Internet

YouTube bans vaccine misinformation

FILE PHOTO: YouTube app is seen on a smartphone in this illustration taken, July 13, 2021. REUTERS/Dado Ruvic/Illustration

In a new attempt to stem the flow of anti-vaccine misinformation, YouTube said Wednesday that it won’t allow videos that claim vaccines approved by health authorities are dangerous or don’t work. The platform is also banning prominent anti-vaccine accounts, including Joseph Mercola’s channel and the Robert F. Kennedy Jr.-linked Children’s Defense Fund.
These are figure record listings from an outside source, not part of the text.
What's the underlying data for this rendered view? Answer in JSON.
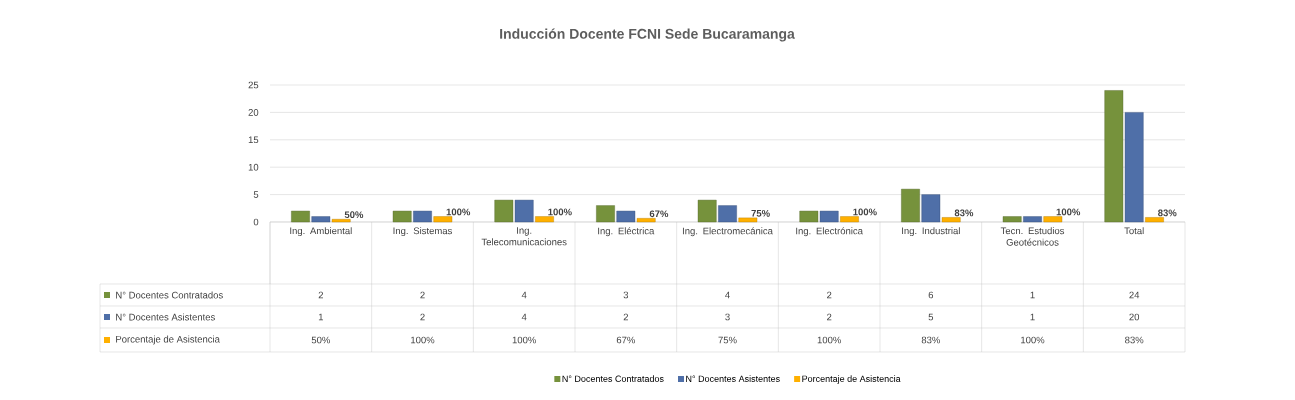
{
  "chart_data": {
    "type": "bar",
    "title": "Inducción Docente FCNI Sede Bucaramanga",
    "categories": [
      "Ing. Ambiental",
      "Ing. Sistemas",
      "Ing. Telecomunicaciones",
      "Ing. Eléctrica",
      "Ing. Electromecánica",
      "Ing. Electrónica",
      "Ing. Industrial",
      "Tecn. Estudios Geotécnicos",
      "Total"
    ],
    "series": [
      {
        "name": "N° Docentes Contratados",
        "color": "#76923c",
        "values": [
          2,
          2,
          4,
          3,
          4,
          2,
          6,
          1,
          24
        ]
      },
      {
        "name": "N° Docentes Asistentes",
        "color": "#4f6fa8",
        "values": [
          1,
          2,
          4,
          2,
          3,
          2,
          5,
          1,
          20
        ]
      },
      {
        "name": "Porcentaje de Asistencia",
        "color": "#ffb000",
        "values": [
          0.5,
          1,
          1,
          0.67,
          0.75,
          1,
          0.83,
          1,
          0.83
        ],
        "value_labels": [
          "50%",
          "100%",
          "100%",
          "67%",
          "75%",
          "100%",
          "83%",
          "100%",
          "83%"
        ]
      }
    ],
    "ylim": [
      0,
      25
    ],
    "yticks": [
      0,
      5,
      10,
      15,
      20,
      25
    ],
    "grid": "y",
    "legend": "bottom",
    "data_labels": true
  }
}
YouTube pulled ads from anti-vaccination content in 2019 and said in October 2020 that it would remove videos that pushed misinformation around COVID-19 vaccines. The new policy expands to block misinformation around other vaccines, including the flu shot, the HPV vaccine, and the measles, mumps, and rubella (MMR) vaccine. Videos that inaccurately claim that the MMR vaccine causes autism or that the flu shot causes infertility, for example, will not be allowed under the new policy.

There are some exceptions: YouTube will still allow videos that include people sharing their personal experiences with vaccination. It’ll remove that content if the channels they’re on “demonstrate a pattern of promoting vaccine misinformation.” The guidelines say that the platform will also allow videos with information violating the policy if that video includes other contexts, like statements from medical experts.

Along with the new policy, YouTube is also terminating the channels of major anti-vaxxers, a YouTube spokesperson confirmed to The Verge. Those include Joseph Mercola, the Children’s Health Defense Fund, Erin Elizabeth, and Sherri Tenpenny. Channels for two other major figures, Rashid Bhuttar and Ty and Charlene Bollinger, were terminated a few months ago, the spokesperson said.

Those anti-vaccine figures are all part of the “Disinformation Dozen,” a group identified by the Center for Countering Digital Hate as responsible for the bulk of misleading claims about vaccines on social media.

YouTube expanded its vaccine policies after noting that misinformation around all vaccines could contribute to mistrust around the COVID-19 vaccine, Matt Halprin, YouTube’s vice president of global trust and safety, told The Washington Post. Over the past few months, the backlash to COVID-19 vaccinations has been expanding to target other vaccines: the Tennessee Department of Health temporarily suspended outreach around childhood vaccinations this summer, and a Florida state senator said he wants to “review” school vaccination requirements.